If puberty hasn't started yet, don't worry. Most boys begin when they're around 13 or 14 years old, but some start earlier and some later.
We all grow and change at different rates, and there's nothing you can do to make it happen sooner or later. Your body will change when it's ready.
It's normal to feel confused or worried sometimes. It can help to talk to someone you trust, such as your dad, mum, brother or a trusted teacher.
What will happen to my body?
There are plenty of signs that puberty has started. Every boy is different, but here are some of the most common changes to look out for:
Your body grows, and it may become more muscular.
Bigger penis and balls
Your testicles and penis grow, and they may feel itchy or uncomfortable.
Your body produces more hormones, so you might get erections when you least expect them.
Spots and sweat
Hormones can make you sweaty and spotty, but as long as you have good personal hygiene, you can still look and feel healthy.

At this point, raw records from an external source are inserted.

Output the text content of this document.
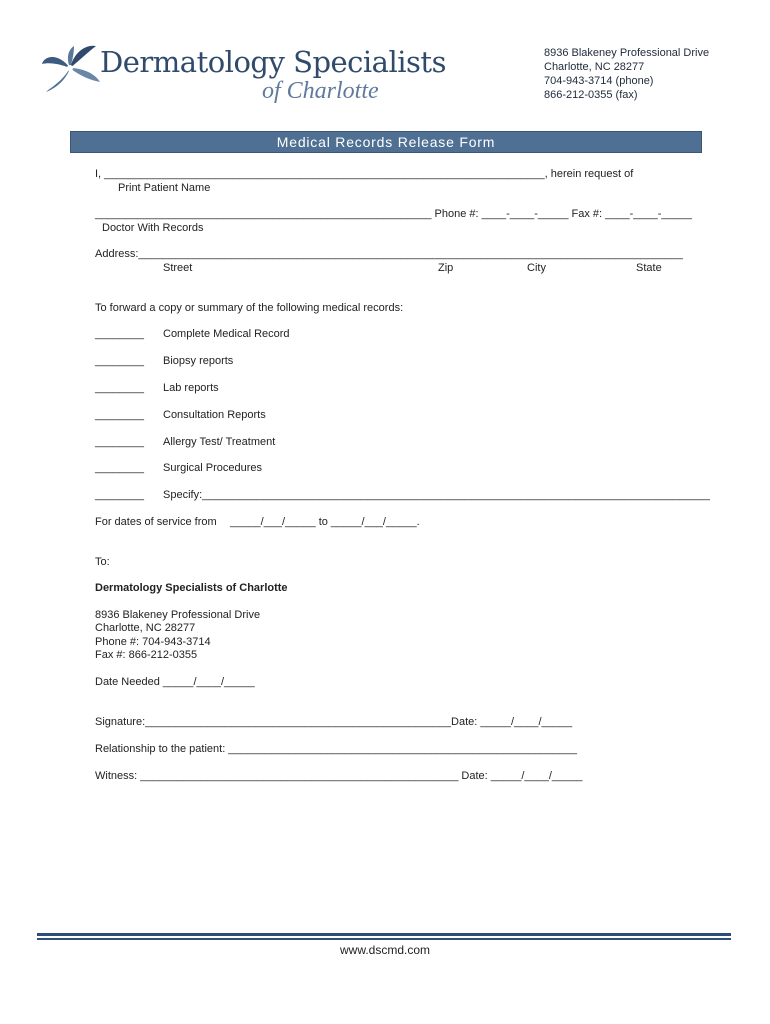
Dermatology Specialists
of Charlotte
8936 Blakeney Professional Drive
Charlotte, NC 28277
704-943-3714 (phone)
866-212-0355 (fax)
Medical Records Release Form
I, ________________________________________________________________________, herein request of
Print Patient Name
_______________________________________________________ Phone #: ____-____-_____ Fax #: ____-____-_____
Doctor With Records
Address:_________________________________________________________________________________________
Street	Zip	City	State
To forward a copy or summary of the following medical records:
________ Complete Medical Record
________ Biopsy reports
________ Lab reports
________ Consultation Reports
________ Allergy Test/ Treatment
________ Surgical Procedures
________ Specify:___________________________________________________________________________________
For dates of service from _____/___/_____ to _____/___/_____.
To:
Dermatology Specialists of Charlotte
8936 Blakeney Professional Drive
Charlotte, NC 28277
Phone #: 704-943-3714
Fax #: 866-212-0355
Date Needed _____/____/_____
Signature:__________________________________________________Date: _____/____/_____
Relationship to the patient: _________________________________________________________
Witness: ____________________________________________________ Date: _____/____/_____
www.dscmd.com
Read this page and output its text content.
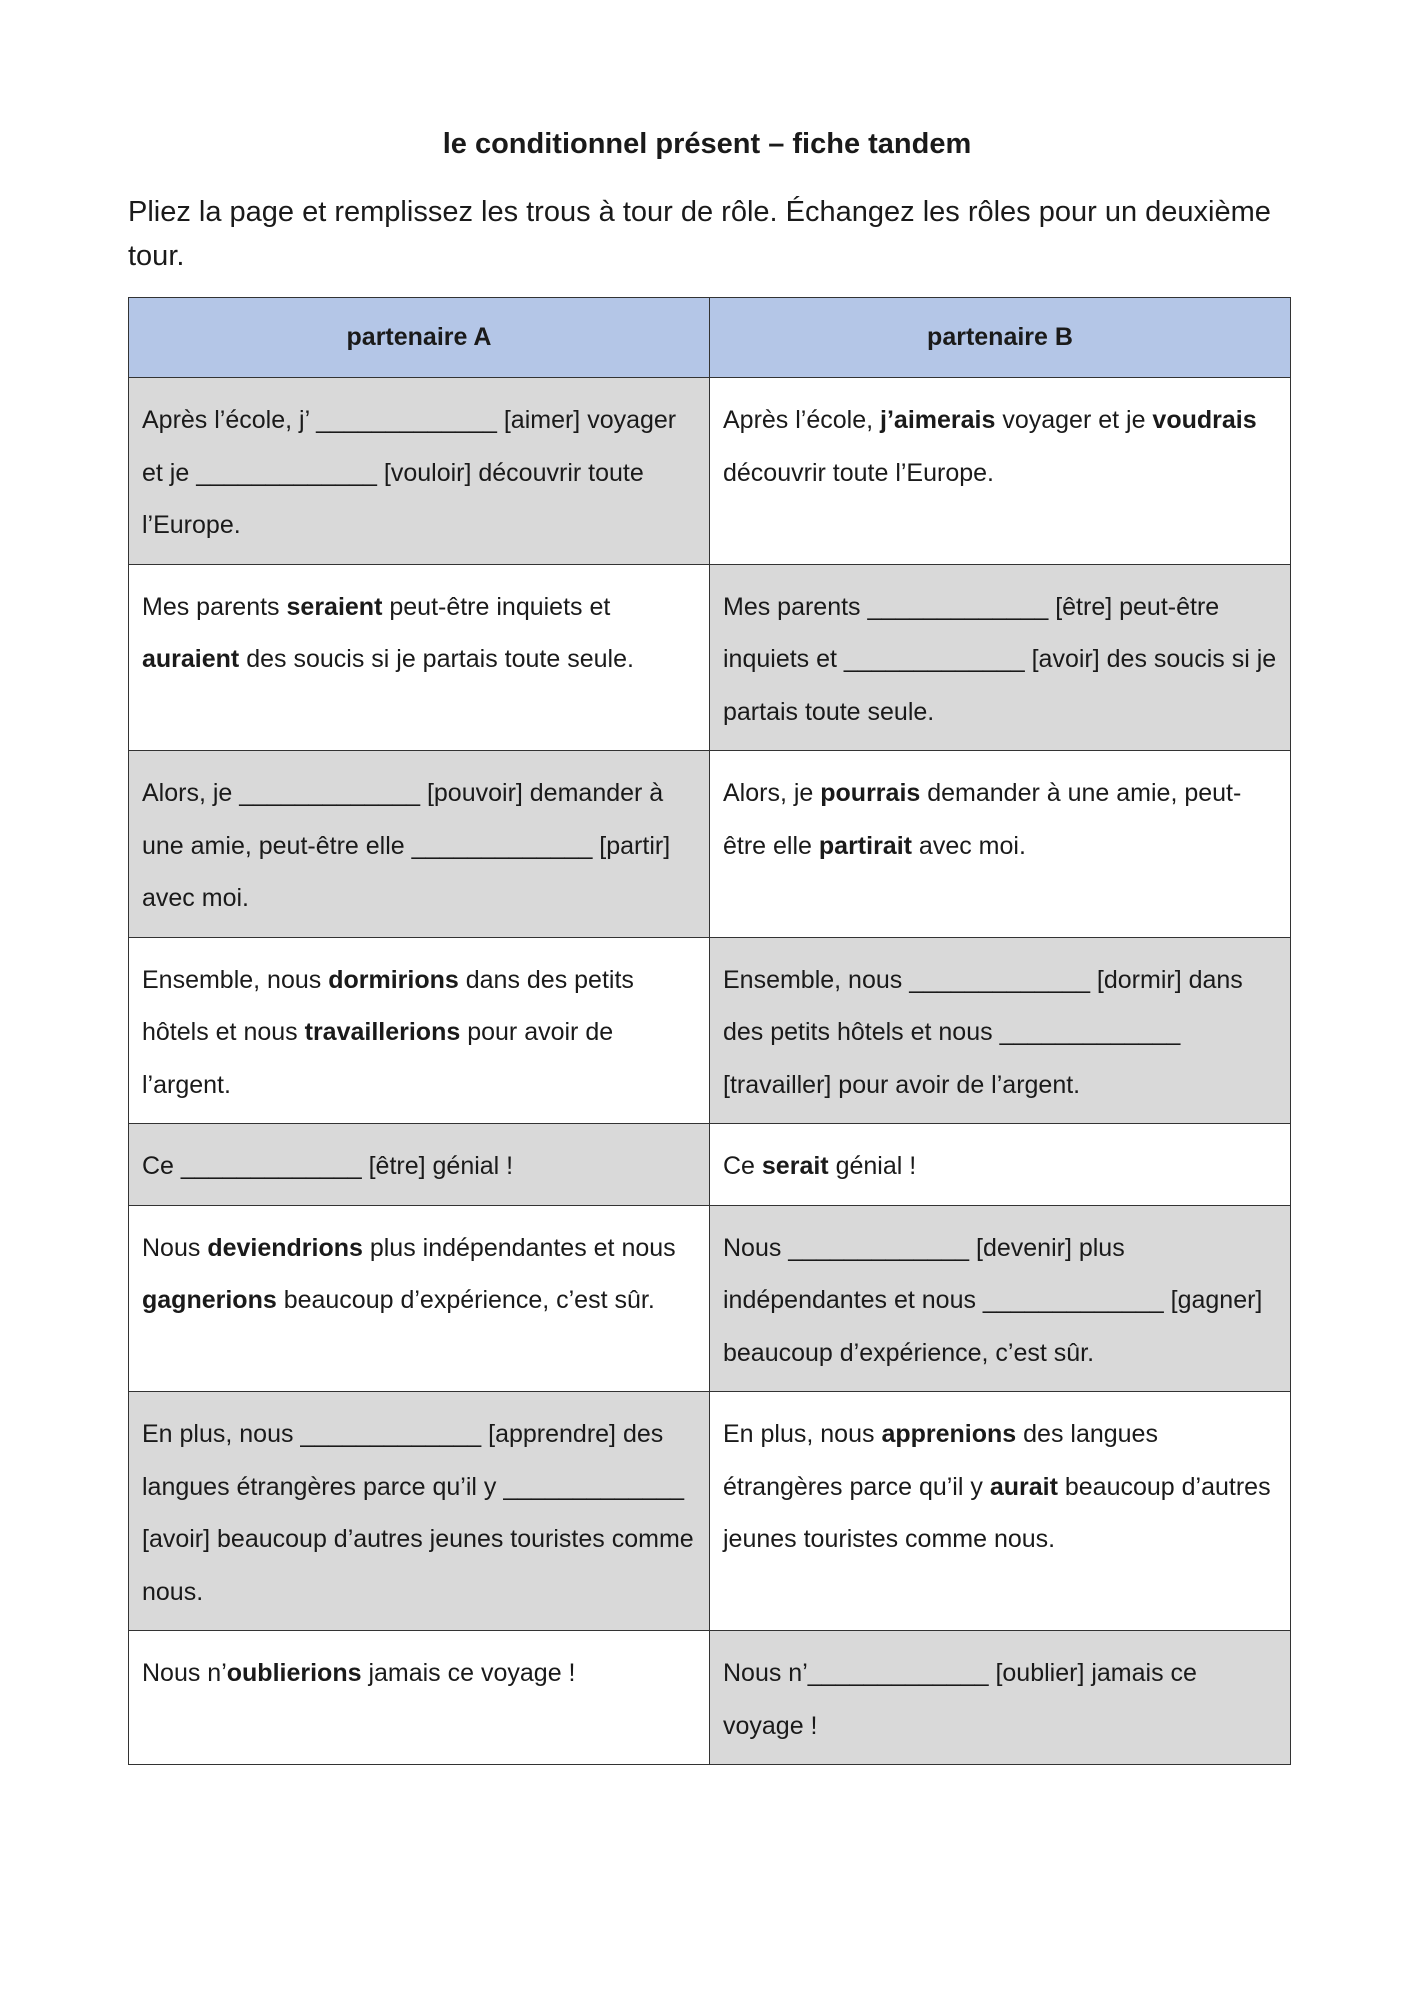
le conditionnel présent – fiche tandem
Pliez la page et remplissez les trous à tour de rôle. Échangez les rôles pour un deuxième tour.
partenaire A	partenaire B

Après l’école, j’ _____________ [aimer] voyager et je _____________ [vouloir] découvrir toute l’Europe.	Après l’école, j’aimerais voyager et je voudrais découvrir toute l’Europe.

Mes parents seraient peut-être inquiets et auraient des soucis si je partais toute seule.	Mes parents _____________ [être] peut-être inquiets et _____________ [avoir] des soucis si je partais toute seule.

Alors, je _____________ [pouvoir] demander à une amie, peut-être elle _____________ [partir] avec moi.	Alors, je pourrais demander à une amie, peut-être elle partirait avec moi.

Ensemble, nous dormirions dans des petits hôtels et nous travaillerions pour avoir de l’argent.	Ensemble, nous _____________ [dormir] dans des petits hôtels et nous _____________ [travailler] pour avoir de l’argent.

Ce _____________ [être] génial !	Ce serait génial !

Nous deviendrions plus indépendantes et nous gagnerions beaucoup d’expérience, c’est sûr.	Nous _____________ [devenir] plus indépendantes et nous _____________ [gagner] beaucoup d’expérience, c’est sûr.

En plus, nous _____________ [apprendre] des langues étrangères parce qu’il y _____________ [avoir] beaucoup d’autres jeunes touristes comme nous.	En plus, nous apprenions des langues étrangères parce qu’il y aurait beaucoup d’autres jeunes touristes comme nous.

Nous n’oublierions jamais ce voyage !	Nous n’_____________ [oublier] jamais ce voyage !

You start producing sperm, and you may have wet dreams in which you ejaculate (release fluid containing sperm out of your penis) while you're asleep. This is normal.
Areas of your body become more hairy, including your armpits, legs, arms, face, chest and around your penis.
As your voice begins to break, you might sound croaky for a while, or you might have a high voice one minute and a low voice the next. It will settle down eventually.
You may have mood swings and feel emotional, but your feelings will settle down in time.